I run a hand over my stubble and sigh. “Of course they do.”
She looks into my eyes, searching for answers. Not that she’ll find them – I’ve none to give. “What will you do now?”
“That’s the question, isn’t it?” I sigh and shake my head. “I don’t know. This is bigger than me, I don’t have all the facts, and any choices I have to make… They’re all bad.”
“The devil’s choice.”
I nod. “That’s the one. The lesser of evils: fuck how I hate it. You know what that really means? It means choosing who lives and who dies. The lesser of fucking evils. My whole goddamn life…” I shake my head. “The choices I’ve made, the ones that mattered, they all came down to that merciless fucking calculus.
Save as many as you can, that’s the right call, but those fuckers over there? Sorry, pal, you can’t save them all. And sometimes, you can’t save anyone.”
Sam gives me a quick kiss. “So what’s the right thing to do?”
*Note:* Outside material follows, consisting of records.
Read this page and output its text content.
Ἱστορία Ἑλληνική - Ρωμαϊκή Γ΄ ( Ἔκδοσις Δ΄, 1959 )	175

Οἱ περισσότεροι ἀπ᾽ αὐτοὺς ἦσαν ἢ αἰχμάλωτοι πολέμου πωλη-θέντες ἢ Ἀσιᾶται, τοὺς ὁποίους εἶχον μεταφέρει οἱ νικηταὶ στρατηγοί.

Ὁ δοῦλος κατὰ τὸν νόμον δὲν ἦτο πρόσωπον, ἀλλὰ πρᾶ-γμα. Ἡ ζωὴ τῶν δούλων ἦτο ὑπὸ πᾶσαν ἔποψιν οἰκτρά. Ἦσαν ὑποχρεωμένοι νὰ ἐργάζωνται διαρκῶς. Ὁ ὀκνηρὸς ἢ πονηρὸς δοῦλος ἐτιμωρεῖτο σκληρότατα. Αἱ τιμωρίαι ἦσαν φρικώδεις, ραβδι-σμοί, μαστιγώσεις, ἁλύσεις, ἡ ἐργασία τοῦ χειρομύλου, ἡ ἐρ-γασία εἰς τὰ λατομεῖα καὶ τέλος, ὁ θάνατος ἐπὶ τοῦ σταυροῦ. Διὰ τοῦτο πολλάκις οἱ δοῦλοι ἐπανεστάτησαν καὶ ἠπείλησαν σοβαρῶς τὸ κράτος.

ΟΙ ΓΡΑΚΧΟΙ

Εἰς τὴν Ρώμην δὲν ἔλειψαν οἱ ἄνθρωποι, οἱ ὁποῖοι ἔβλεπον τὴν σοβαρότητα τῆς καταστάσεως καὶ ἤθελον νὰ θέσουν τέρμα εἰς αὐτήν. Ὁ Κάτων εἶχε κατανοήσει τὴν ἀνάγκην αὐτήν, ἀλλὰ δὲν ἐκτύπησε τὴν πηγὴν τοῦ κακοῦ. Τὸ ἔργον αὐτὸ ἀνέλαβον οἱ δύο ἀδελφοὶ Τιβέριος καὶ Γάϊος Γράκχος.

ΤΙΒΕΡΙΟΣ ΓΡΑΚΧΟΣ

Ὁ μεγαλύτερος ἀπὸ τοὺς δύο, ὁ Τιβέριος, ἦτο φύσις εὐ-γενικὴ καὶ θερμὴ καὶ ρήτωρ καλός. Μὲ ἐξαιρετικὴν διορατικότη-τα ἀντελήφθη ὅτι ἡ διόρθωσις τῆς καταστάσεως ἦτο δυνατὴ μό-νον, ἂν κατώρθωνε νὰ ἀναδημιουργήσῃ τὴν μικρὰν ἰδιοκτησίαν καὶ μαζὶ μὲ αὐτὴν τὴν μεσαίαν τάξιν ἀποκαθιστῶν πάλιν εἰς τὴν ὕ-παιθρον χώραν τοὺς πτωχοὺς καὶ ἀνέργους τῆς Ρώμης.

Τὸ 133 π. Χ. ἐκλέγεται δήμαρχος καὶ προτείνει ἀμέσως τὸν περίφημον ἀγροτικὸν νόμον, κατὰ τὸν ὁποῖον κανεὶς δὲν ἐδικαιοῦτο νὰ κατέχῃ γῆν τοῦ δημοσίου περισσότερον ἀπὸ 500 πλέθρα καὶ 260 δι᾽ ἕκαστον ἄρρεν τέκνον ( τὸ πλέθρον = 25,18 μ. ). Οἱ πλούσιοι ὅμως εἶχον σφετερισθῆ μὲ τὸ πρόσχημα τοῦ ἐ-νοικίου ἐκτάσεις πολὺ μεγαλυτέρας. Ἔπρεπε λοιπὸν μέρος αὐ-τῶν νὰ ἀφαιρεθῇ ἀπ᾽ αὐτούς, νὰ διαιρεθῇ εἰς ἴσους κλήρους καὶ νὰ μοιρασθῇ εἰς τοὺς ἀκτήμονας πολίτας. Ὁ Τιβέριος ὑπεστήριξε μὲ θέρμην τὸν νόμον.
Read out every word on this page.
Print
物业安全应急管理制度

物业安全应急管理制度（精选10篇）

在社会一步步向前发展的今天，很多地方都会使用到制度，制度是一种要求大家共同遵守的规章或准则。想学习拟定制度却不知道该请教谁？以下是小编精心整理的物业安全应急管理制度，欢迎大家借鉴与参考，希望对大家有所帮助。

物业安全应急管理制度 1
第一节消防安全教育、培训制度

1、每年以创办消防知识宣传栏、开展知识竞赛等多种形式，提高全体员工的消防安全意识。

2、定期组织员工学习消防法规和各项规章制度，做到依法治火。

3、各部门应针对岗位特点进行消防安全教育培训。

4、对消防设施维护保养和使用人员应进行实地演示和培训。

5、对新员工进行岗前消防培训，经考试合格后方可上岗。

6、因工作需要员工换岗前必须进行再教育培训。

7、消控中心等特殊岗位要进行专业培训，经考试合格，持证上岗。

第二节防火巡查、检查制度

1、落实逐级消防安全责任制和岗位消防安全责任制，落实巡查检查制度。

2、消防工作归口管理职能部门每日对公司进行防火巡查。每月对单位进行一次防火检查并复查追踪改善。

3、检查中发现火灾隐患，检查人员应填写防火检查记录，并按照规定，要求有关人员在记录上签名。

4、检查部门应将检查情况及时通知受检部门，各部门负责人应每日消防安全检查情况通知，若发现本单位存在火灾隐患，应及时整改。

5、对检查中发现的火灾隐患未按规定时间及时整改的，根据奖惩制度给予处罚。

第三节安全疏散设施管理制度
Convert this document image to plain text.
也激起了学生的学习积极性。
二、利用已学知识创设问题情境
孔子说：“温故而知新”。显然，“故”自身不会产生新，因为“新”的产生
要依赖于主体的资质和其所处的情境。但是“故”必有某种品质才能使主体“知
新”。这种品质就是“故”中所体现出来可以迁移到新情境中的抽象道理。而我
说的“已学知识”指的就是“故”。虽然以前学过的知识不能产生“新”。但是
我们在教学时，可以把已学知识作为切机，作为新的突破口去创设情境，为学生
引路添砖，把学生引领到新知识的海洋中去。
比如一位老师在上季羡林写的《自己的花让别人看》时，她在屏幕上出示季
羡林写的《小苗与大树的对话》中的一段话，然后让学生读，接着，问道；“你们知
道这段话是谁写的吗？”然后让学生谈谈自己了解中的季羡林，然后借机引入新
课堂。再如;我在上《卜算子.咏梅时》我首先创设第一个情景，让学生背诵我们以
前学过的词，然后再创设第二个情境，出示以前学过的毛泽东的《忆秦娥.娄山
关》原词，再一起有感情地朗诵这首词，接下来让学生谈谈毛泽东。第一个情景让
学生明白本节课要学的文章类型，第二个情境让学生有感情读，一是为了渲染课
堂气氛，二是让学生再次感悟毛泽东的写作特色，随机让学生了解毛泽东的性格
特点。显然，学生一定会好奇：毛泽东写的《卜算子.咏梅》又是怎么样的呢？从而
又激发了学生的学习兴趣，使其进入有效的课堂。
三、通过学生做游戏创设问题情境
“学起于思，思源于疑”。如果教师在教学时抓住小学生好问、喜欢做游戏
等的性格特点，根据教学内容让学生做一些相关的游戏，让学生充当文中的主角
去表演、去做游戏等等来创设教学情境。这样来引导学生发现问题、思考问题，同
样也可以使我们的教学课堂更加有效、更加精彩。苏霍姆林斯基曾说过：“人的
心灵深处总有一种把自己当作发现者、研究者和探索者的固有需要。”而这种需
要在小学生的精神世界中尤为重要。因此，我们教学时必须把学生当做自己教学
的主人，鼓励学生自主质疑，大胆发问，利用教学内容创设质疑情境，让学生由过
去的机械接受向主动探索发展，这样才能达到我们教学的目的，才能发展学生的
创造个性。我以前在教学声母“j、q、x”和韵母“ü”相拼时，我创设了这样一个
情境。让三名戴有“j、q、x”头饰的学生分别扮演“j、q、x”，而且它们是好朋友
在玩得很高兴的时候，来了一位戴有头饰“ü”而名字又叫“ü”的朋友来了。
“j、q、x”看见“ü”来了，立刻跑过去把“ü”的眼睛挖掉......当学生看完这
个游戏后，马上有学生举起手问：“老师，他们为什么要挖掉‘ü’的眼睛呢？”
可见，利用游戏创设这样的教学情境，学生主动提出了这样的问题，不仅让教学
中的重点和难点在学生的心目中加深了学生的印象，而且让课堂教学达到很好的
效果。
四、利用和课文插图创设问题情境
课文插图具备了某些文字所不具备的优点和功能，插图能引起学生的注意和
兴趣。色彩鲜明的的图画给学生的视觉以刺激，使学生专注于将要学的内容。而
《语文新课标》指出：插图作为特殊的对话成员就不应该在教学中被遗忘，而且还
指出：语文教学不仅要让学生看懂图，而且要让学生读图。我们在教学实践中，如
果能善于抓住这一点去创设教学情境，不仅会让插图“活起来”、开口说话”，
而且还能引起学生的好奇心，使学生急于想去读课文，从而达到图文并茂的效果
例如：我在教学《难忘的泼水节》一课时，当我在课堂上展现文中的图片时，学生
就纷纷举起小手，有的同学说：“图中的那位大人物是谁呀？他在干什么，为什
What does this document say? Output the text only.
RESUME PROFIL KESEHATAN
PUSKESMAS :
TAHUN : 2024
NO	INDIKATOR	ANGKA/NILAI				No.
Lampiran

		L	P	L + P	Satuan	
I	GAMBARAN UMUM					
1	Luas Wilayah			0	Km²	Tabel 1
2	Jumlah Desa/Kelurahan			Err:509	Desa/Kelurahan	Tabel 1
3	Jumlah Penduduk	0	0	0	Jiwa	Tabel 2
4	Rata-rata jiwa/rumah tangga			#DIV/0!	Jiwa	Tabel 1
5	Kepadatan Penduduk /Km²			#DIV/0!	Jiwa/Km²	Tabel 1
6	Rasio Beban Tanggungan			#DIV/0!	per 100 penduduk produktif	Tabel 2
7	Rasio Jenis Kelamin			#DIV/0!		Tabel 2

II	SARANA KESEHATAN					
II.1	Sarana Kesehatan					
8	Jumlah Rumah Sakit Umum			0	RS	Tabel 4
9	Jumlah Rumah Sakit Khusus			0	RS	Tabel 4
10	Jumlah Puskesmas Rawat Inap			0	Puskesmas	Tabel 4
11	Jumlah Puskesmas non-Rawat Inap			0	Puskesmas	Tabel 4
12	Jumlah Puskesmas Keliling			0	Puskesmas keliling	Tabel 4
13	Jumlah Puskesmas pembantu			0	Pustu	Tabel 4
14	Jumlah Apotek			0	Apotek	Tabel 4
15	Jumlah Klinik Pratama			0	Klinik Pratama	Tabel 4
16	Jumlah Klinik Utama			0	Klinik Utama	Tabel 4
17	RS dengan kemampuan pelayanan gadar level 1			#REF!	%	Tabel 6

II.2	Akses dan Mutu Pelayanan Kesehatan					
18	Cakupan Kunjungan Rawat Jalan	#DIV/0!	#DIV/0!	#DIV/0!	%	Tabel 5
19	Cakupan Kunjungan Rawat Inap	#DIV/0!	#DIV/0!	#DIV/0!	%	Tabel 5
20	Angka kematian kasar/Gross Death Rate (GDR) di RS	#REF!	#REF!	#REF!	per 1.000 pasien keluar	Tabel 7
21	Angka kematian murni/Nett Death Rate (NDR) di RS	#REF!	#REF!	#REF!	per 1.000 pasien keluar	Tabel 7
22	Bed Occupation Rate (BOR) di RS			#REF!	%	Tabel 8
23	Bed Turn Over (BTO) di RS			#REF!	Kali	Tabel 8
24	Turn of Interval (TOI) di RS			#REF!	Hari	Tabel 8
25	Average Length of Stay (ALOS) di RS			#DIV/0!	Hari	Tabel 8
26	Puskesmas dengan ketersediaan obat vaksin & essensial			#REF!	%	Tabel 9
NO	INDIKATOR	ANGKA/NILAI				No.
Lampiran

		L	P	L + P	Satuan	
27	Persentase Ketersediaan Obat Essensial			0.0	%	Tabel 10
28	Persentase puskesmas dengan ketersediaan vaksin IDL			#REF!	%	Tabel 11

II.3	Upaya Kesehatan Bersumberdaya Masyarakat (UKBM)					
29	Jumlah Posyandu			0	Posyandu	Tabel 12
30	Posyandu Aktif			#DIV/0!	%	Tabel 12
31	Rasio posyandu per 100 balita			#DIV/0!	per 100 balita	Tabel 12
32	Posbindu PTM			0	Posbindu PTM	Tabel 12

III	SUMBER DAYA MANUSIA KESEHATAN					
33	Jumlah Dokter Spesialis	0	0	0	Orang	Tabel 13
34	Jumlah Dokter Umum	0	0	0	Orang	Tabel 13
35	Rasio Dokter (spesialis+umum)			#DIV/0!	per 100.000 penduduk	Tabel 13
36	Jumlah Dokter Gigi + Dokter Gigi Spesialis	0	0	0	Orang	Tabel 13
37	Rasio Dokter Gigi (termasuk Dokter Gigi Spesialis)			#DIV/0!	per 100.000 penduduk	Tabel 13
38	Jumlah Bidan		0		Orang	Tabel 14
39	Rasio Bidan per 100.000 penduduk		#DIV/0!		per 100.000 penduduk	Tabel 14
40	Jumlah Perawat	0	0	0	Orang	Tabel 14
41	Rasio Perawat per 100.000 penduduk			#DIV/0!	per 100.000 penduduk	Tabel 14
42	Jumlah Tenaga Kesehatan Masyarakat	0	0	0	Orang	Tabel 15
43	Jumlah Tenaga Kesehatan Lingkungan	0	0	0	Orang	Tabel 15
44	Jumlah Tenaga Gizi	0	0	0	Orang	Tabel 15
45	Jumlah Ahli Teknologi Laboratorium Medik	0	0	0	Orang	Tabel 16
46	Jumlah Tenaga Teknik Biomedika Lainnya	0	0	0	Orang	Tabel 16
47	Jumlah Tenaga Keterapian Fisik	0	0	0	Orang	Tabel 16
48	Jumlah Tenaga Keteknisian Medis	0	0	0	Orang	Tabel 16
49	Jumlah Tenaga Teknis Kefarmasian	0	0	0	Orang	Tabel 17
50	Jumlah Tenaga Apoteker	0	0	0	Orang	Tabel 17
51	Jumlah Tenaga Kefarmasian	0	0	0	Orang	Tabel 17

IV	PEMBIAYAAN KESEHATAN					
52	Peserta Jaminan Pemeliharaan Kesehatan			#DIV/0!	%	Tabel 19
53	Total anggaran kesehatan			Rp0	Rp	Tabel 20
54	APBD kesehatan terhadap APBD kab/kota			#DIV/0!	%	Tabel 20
I sigh, resigned to it. “Expose them. Broadcast everything we have on the NIDs and this conspiracy behind them. Go for full transparency, let the public know, get it on every mediacast, shout it from the fucking rooftops, ram it down their throats and watch them choke on it. They’ll try to cover it up, to downplay it, but they can’t hide from it, they can only delay the day of reckoning. Once it’s out, it’s out. There’s no burying something this big.”
She nods and strokes my cheek, her eyes saying she approves, go ahead, do it then.
“And it sure as hell needs to be done. Because maybe we won’t stop them, or can’t, but if people know the stakes, maybe they can.” That nameless darkness rises up like bile, threatens to choke me. I reach out to clasp Sam’s face, eyes wide. “But if I do that? If I do that. It may be the right thing, but the lesser of evils? Shit. A lot of people will lose their lives if I go public with this. It’ll be –” I swallow and look away, Houston and Detroit flashing in my mind’s eye, the bodies and gore. Little Mary Swanson, the ghost that will never leave me, the look in her dead eyes telling me she’d still be alive if not for me. “It’ll be on me, Sam. I don’t get to play God and then turn my back and pretend I had nothing to do with it.”
She squeezes my hand, eyes glittering with passion. “If people choose to fight, that’s on them, not you. Better now, as free men and women. At least their deaths will have meaning.”
I pull back, her eyes holding mine with their intensity. “Sam –”
“This is war, Mal. Sacrifices have to be made.”
I scowl and say nothing. Haven’t I sacrificed enough already? Worthy, my best friend. My brothers and sisters in service, so many lost in the last decade that I struggle to remember them all. My wife, Rachel. Rosalie. And so many more over the years, in the line of duty, a parade of the dead that will haunt me forever, long after I’ve forgotten the names. But that’s not enough, now I have to enlist ignorant innocents into the slaughterhouse of my life?